Auch im Hinblick auf den Schutz des Privatlebens des Antragstellers nach Art. 8 Abs. 1 EMRK sind seine Einwände gegen das Urteil des Verwaltungsgerichts unbegründet. Nach dieser Bestimmung hat jedermann Anspruch auf Achtung seines Privat- und Familienlebens; Art. 8 Abs. 2 EMRK regelt die Zulässigkeit von Eingriffen von staatlichen Stellen in die Ausübung dieses Rechts. Wesentliches Ziel der Vorschrift ist der Schutz des Einzelnen vor willkürlicher Einmischung der öffentlichen Gewalt in das Privat- und Familienleben. Ein Eingriff in das Recht auf Achtung des Familien- und Privatlebens lässt sich nicht schon allein mit dem Argument bejahen, ein Ausländer halte sich bereits seit geraumer Zeit im Vertragsstaat auf und wolle dort sein Leben führen.
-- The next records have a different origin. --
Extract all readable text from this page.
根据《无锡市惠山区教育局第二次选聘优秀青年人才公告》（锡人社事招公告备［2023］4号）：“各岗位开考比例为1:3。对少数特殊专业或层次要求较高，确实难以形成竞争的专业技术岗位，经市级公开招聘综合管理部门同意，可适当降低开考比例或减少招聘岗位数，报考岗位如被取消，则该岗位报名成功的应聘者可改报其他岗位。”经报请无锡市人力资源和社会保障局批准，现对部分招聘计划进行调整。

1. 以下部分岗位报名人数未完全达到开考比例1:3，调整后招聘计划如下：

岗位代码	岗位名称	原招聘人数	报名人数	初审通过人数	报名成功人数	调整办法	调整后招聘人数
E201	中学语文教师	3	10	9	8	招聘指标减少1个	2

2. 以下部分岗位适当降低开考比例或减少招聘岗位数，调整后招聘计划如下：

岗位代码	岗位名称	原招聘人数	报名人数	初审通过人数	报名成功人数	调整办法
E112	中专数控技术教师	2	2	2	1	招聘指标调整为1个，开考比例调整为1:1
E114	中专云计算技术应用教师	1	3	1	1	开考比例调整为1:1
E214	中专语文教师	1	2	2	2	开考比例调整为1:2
Im Hinblick auf den Schutz des Privatlebens kommt einer aufenthaltsrechtlichen Entscheidung grundsätzlich Eingriffsqualität in Bezug auf Art. 8 Abs. 1 EMRK nur dann zu, wenn der Ausländer ein Privatleben, das durch persönliche, soziale und wirtschaftliche Beziehungen charakterisiert ist, faktisch nur noch im Aufenthaltsstaat als Vertragsstaat der EMRK führen kann. Ob eine solche Fallkonstellation für einen Ausländer in Deutschland vorliegt, hängt zum einen von der Integration des Ausländers in Deutschland, zum anderen von seiner Möglichkeit zur (Re-)Integration in seinem Heimatland ab. Gesichtspunkte für die Integration des Ausländers in Deutschland sind dabei eine zumindest mehrjährige Dauer des Aufenthalts in Deutschland, gute deutsche Sprachkenntnisse und eine soziale Eingebundenheit in die hiesigen Lebensverhältnisse, wie sie etwa in der Innehabung eines Ausbildungs- oder Arbeitsplatzes, in einem festen Wohnsitz, einer Sicherstellung des ausreichenden Lebensunterhalts einschließlich ausreichenden Krankenversicherungsschutzes ohne Inanspruchnahme öffentlicher Mittel und dem Fehlen von Straffälligkeit zum Ausdruck kommt. Mit zu berücksichtigen ist auch die Rechtmäßigkeit des bisherigen Aufenthalts.

Das Verwaltungsgericht hat im Hinblick auf die Integration des Antragstellers zutreffend berücksichtigt, dass er bereits im Alter von sechs Jahren in die Bundesrepublik Deutschland eingereist ist. Er hat deshalb den Großteil seines Lebens in Deutschland verbracht. Er beherrscht die deutsche Sprache und hat in Deutschland seine schulische Ausbildung erhalten. Zwar ist er in aufenthaltsrechtlicher Hinsicht in der Bundesrepublik zunächst nur geduldet worden, jedoch ist sein Aufenthalt seit ca. 6 1/2 Jahren rechtmäßig. Dennoch vermag der Senat nicht festzustellen, dass der Antragsteller in die hiesigen Verhältnisse derart fest integriert ist, dass ihm eine Ausreise in seinen Heimatstaat nicht zuzumuten ist. Gegen eine derart gefestigte Integration des Antragstellers spricht zunächst, dass er über einen längeren Zeitraum, nämlich bereits seit 2001 und damit unmittelbar nach Legalisierung eines Aufenthalts im Dezember 2000, kontinuierlich und in erheblicher Anzahl Straftaten begangen hat. Erschwerend kommt hinzu, dass die Schwere der Straftaten ständig zugenommen hat und auch zwischenzeitliche Verurteilungen - insbesondere Jugendstrafen - ihn von der Begehung weiterer, erheblicher Straftaten nicht abhalten konnten. Zudem hat er staatliche Hilfsangebote - etwa die Bewährungshilfe - nicht wahrgenommen und Bewährungsauflagen nicht beachtet. Ferner ist in die Abwägung mit einzustellen, dass es ihm trotz seines Alters bisher nicht gelungen ist, eine berufliche Ausbildung zu beginnen. Auch wenn der Antragsteller zwischenzeitlich den Hauptschulabschluss in der Jugendanstalt erlangt hat, erscheint es eher unwahrscheinlich, dass er alsbald einen Ausbildungsplatz erlangen wird. Daher ist dem Antragsteller in wirtschaftlicher Hinsicht eine Integration nicht gelungen. Der Senat erachtet die Rückkehr des Antragstellers in sein Heimatland auch deshalb nicht als unzumutbar, weil nicht davon ausgegangen werden kann, dass er dort keine Bezugspunkte vorfinden wird. Nach seinem Vorbringen lebt dort seine Großmutter. Es kann deshalb davon ausgegangen werden, dass er bei seiner (Re-)Integration in seinem Heimatland Unterstützung durch Verwandte finden wird.